Joyce Pound Shaw and Ulysses in Porno-mags
SNIPPET FROM: An end to bad heir days: The posthumous power of the literary estate
By Gordon Bowker
The question of rights in Joyce's work was a fraught one even during
his lifetime. Fearing prosecution, no one would publish Ulysses complete
and unabridged until Sylvia Beach, the American bookseller in Paris,
bravely did so in 1922. But Joyce's notoriety attracted pirates , and at
one time he was unprotected by good contracts or good law. In November
1925, he found that without his permission Ulysses was being published
serially in the magazine Two Worlds by Samuel Roth, the New York
pornographer. His protests went unheeded. Roth simply sent a cheque for
$1000 which Joyce refused to cash.
Among his literary friends and
supporters, only Ezra Pound and Bernard Shaw were unsympathetic. Pound
said that Joyce had only himself to blame for not registering his
copyright in America.

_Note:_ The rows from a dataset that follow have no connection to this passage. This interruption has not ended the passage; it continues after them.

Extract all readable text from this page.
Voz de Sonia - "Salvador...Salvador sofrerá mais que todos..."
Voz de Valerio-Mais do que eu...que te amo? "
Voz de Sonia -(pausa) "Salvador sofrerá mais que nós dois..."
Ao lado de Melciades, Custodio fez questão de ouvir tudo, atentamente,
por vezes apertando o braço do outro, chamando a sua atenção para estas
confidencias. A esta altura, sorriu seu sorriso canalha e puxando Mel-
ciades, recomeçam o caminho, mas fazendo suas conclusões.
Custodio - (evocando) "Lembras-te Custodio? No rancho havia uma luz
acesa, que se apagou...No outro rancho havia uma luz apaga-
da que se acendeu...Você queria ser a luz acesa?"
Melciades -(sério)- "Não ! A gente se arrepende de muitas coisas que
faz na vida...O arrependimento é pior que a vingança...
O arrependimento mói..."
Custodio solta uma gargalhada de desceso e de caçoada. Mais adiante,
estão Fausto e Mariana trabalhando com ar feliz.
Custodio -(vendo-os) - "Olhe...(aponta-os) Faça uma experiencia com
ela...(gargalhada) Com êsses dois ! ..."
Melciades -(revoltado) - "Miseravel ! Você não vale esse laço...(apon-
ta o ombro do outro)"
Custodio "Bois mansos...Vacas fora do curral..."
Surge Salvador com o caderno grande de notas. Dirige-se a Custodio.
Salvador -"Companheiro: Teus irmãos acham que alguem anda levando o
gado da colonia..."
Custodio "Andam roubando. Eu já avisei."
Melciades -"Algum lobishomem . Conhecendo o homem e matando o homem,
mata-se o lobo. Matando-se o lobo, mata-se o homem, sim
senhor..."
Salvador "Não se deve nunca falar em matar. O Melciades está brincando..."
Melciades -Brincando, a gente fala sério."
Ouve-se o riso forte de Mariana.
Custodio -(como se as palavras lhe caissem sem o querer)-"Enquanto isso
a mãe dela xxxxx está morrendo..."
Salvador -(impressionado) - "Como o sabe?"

He advised him "to write letters to the press
denouncing Roth", or alternatively, "organise a gang of gunmen to scare
[him] out of his pants". But Roth, he warned, was a ruthless capitalist
driven by avarice, not easily stopped.
Joyce was incensed, and
with the aid of friends composed a letter of protest which was
circulated among writers, attacking unjust American copyright law. Pound
refused to sign, as did Shaw, who suspected a Joycean stunt.